Ainsi, c’est ce projet de rétablissement qui est au centre. Les patients sont positionnés sur le cercle, comme les proches du reste, et agissent de concert avec tous les autres intervenants.
Leurs compétences sont reconnues équivalentes et non pas égales, je le répète, équivalentes aux savoirs des autres intervenants qu’ils soient directement issus des métiers de la santé : psychiatres, médecins de famille, infirmiers, de ceux à vocation sociale ou spirituelle, ou de la formation : assistants sociaux, aumôniers, pasteurs, prêtres, enseignants), ou encore de ceux liés à l’application de la justice : juges, avocats, policiers, agents de détention.
Dans un esprit de partenariat réel – les uns n’ont pas plus de pouvoir que les autres – et de solidarité, les membres de ce réseau formeront une alliance autour d’un projet initié par le patient. Ce projet devient un projet commun car chacun, au gré de sa spécialisation va l’améliorer. En effet, chacun est sollicité à l’enrichir afin que tous y trouvent leur compte et puissent s’y engager sincèrement.

Dans cette approche centrée sur le projet, le patient, au même titre que les autres, va s’engager et faire des propositions au fur et à mesure de l’avancement de la réalisation du projet. Ces propositions seront discutées, les apports des autres partenaires vont améliorer sa proposition et enrichir le projet, à la plus grande satisfaction de tous.

Ce type de fonctionnement où toutes les personnes concernées par un projet, professionnels et travailleurs AI, se rencontrent en cercle, où l’équivalence est reconnue comme principe de base, est en train de s’implanter au Graap. D’autres règles régissent ce type de fonctionnement.

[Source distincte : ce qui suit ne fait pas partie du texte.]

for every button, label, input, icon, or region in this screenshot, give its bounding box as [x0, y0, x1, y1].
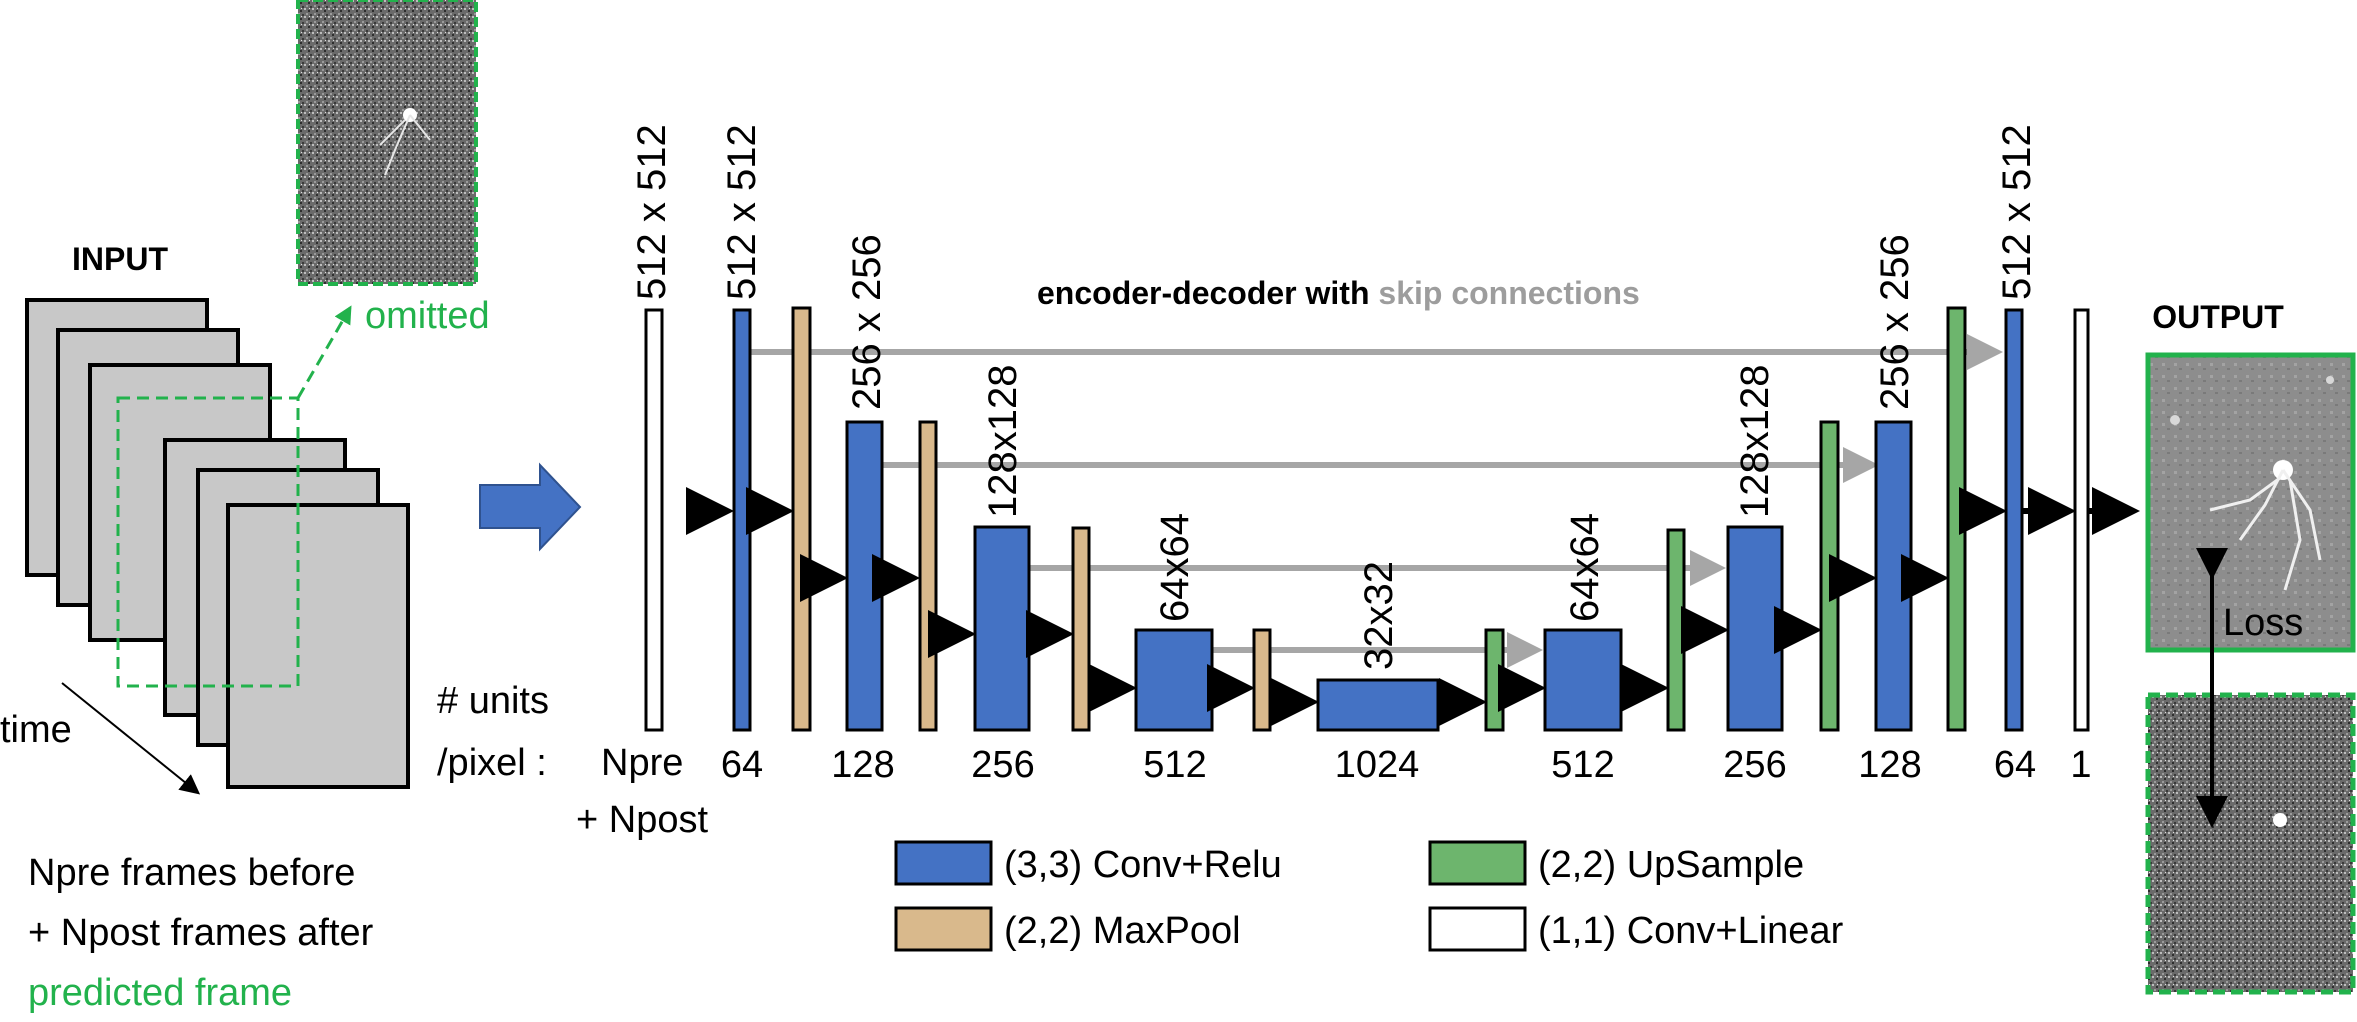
conv-block [845, 420, 884, 732]
maxpool-block [791, 306, 812, 732]
omitted-pointer-arrow [296, 305, 352, 399]
unit-count: 256 [971, 744, 1034, 786]
omitted-label: omitted [365, 295, 490, 337]
conv-block [1134, 628, 1214, 732]
size-label: 128x128 [981, 365, 1025, 518]
upsample-block [1946, 306, 1967, 732]
upsample-block [1666, 528, 1686, 732]
legend-label-linear: (1,1) Conv+Linear [1538, 910, 1844, 952]
units-label-line1: # units [437, 680, 549, 722]
size-label: 256 x 256 [845, 234, 889, 410]
unit-count: 256 [1723, 744, 1786, 786]
input-caption-line2: + Npost frames after [28, 912, 374, 954]
input-frame-stack [25, 298, 410, 789]
size-labels: 512 x 512 512 x 512 256 x 256 128x128 64… [630, 124, 2039, 670]
heading-part2: skip connections [1378, 275, 1639, 311]
input-title: INPUT [72, 241, 168, 277]
size-label: 32x32 [1357, 561, 1401, 670]
size-label: 64x64 [1563, 513, 1607, 622]
input-frame [226, 503, 410, 789]
units-npost: + Npost [576, 799, 708, 841]
size-label: 512 x 512 [720, 124, 764, 300]
legend-swatch-pool [894, 906, 993, 952]
conv-block [1726, 525, 1784, 732]
unit-count: 512 [1551, 744, 1614, 786]
size-label: 64x64 [1153, 513, 1197, 622]
output-cell [2326, 376, 2334, 384]
unit-count: 1024 [1335, 744, 1420, 786]
network-heading: encoder-decoder with skip connections [1037, 275, 1640, 311]
legend-label-conv: (3,3) Conv+Relu [1004, 844, 1282, 886]
maxpool-block [918, 420, 938, 732]
linear-input-block [644, 308, 664, 732]
linear-output-block [2073, 308, 2090, 732]
conv-block [1543, 628, 1623, 732]
legend-label-upsample: (2,2) UpSample [1538, 844, 1804, 886]
legend: (3,3) Conv+Relu (2,2) MaxPool (2,2) UpSa… [894, 840, 1844, 952]
units-npre: Npre [601, 742, 683, 784]
unit-counts: 64 128 256 512 1024 512 256 128 64 1 [721, 744, 2092, 786]
output-title: OUTPUT [2152, 299, 2284, 335]
neuron-dendrite [379, 114, 431, 176]
output-cell [2170, 415, 2180, 425]
loss-label: Loss [2223, 602, 2303, 644]
time-label: time [0, 709, 72, 751]
unit-count: 64 [721, 744, 763, 786]
legend-swatch-conv [894, 840, 993, 886]
target-image [2145, 692, 2356, 995]
target-neuron-soma [2273, 813, 2287, 827]
conv-block [2004, 308, 2024, 732]
conv-block [1874, 420, 1913, 732]
input-caption-line1: Npre frames before [28, 852, 355, 894]
forward-arrows [686, 487, 2140, 726]
maxpool-block [1252, 628, 1272, 732]
input-caption-line3: predicted frame [28, 972, 292, 1014]
unit-count: 512 [1143, 744, 1206, 786]
legend-swatch-upsample [1428, 840, 1527, 886]
output-image [2145, 352, 2356, 653]
size-label: 512 x 512 [630, 124, 674, 300]
conv-block [973, 525, 1031, 732]
heading-part1: encoder-decoder with [1037, 275, 1378, 311]
unit-count: 1 [2070, 744, 2091, 786]
legend-swatch-linear [1428, 906, 1527, 952]
unit-count: 64 [1994, 744, 2036, 786]
conv-block [732, 308, 752, 732]
upsample-block [1819, 420, 1840, 732]
maxpool-block [1071, 526, 1091, 732]
conv-block [1316, 678, 1440, 732]
size-label: 256 x 256 [1873, 234, 1917, 410]
time-arrow [61, 682, 201, 795]
omitted-frame-image [296, 0, 478, 286]
size-label: 512 x 512 [1995, 124, 2039, 300]
unit-count: 128 [831, 744, 894, 786]
output-neuron-dendrite [2209, 469, 2322, 591]
size-label: 128x128 [1733, 365, 1777, 518]
omitted-frame-outline [116, 396, 300, 688]
unit-count: 128 [1858, 744, 1921, 786]
upsample-block [1484, 628, 1505, 732]
skip-connections [748, 334, 2003, 668]
big-input-arrow [479, 462, 582, 552]
units-label-line2: /pixel : [437, 742, 547, 784]
legend-label-pool: (2,2) MaxPool [1004, 910, 1241, 952]
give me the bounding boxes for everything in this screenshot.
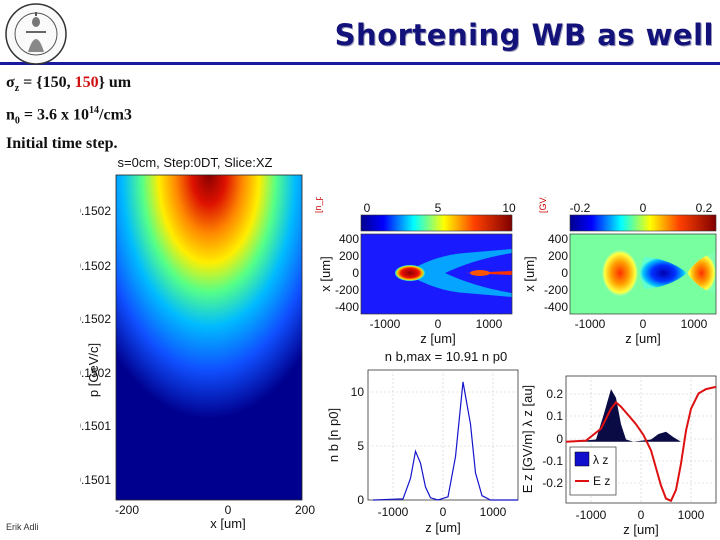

C’est le mode sociocratique de gouvernance. Et nous étudions maintenant, dans le cadre de nos réflexions avec les proches et les patients pour structurer cette approche centrée sur le projet. Par exemple, en plus du chef de service ou d’atelier, nous élisons un animateur et un secrétaire pour nos séances.

Juste une anecdote pour terminer : lors de l’une de nos rencontres de travail, l’un de nos membres, proche, nous a demandé si l’on savait pourquoi, dans les rencontres de travail on prend toujours des notes alors que dans les rencontres de réseaux, jamais personne ne prend des notes, il n’y a pas de PV. Est-ce parce que ce que l’on dit n’est pas si important que cela ?

J’ai trouvé que c’était une bonne question. Merci de votre attention.